Langkah-langkah penyediaan sumber daya manusia :
  1. Perekrutan karyawan
  2. Seleksi calon karyawan
  3. Pelatihan karyawan
  4. Penilaian hasil kerja
Sumber dari dalam organisasi :
         Karier
         Promosi jabatan
         Rotasi jabatan
Sumber dari luar organisasi :
         Para pesaing
         Badan/agen penempatan kerja
         Lembaga pendidikan
         Mass media informasi

Seleksi
Adalah pemilihan individu untuk disewa dari semua individu-individu yang telah direkrut
Tahap-Tahap Proses Seleksi
         Penyaringan Pendahuluan dari rekaman, berkas data, dll
         Wawancara Pendahuluan
         Tes Kecerdasan (intelegence)
         Tes Bakat (Aptitude)
         Tes Kepribadian (Personality)
         Rujukan Prestasi (Performance References)
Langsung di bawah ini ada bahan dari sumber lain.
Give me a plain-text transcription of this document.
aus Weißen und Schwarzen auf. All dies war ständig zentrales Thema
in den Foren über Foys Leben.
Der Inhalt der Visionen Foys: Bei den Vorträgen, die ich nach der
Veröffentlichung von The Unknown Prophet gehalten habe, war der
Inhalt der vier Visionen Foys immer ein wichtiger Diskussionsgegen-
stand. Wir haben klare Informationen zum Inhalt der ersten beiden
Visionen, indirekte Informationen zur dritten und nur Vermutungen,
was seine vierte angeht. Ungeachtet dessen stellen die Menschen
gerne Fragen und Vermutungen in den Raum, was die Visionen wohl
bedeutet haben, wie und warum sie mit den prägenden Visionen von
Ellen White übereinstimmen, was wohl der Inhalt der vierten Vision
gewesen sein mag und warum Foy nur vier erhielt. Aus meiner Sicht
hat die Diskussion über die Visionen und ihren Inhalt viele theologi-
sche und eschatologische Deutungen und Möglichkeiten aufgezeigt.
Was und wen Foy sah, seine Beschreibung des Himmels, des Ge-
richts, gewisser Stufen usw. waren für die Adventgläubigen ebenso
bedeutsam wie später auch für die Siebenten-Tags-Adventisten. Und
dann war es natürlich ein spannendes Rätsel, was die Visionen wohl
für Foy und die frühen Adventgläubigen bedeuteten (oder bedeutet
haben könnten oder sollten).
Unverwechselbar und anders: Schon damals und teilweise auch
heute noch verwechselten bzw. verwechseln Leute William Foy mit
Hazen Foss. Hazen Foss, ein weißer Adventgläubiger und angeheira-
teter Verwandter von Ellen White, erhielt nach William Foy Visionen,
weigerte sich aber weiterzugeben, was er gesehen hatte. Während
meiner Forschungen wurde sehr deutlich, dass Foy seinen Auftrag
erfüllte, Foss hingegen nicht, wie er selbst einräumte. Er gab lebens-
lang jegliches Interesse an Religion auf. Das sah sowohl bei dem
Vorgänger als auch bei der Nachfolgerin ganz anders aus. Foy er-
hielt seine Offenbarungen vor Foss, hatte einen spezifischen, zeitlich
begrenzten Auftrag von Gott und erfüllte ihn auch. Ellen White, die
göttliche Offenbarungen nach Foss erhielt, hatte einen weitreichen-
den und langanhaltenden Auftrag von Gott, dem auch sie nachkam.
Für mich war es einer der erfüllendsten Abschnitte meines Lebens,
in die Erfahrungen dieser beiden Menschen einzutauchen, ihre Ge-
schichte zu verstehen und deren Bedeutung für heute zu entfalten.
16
         Wawancara Dianostik
         Pemeriksaan Kesehatan
         Penilaian Pribadi
Dua alat yang sering digunakan untuk membantu proses seleksi adalah :
  1. Ujian (testing)sebagai penelitian kualitas sumber daya manusia yang relevan untuk menjalankan tugas atau jabatan yang tersedia.dibagi menjadi empat kategori :
          - tes bakat (aptitude test)
          - tes pencapaian (achievement test)
          - tes minat vokasional (vocational interest test)
          - tes kepribadian (personality test)
  1. Pusat Penilaian (assesment Center) suatu program, dan bukannya tempat, dimana peserta tergabung dalam sejumlah individu dan kelompok latihan yang dibentuk untuk menstimulasi aktivitas-aktivitas penting pada tingkat dimana peserta berharap untuk bisa mencapai suatu tingkatan tertentu.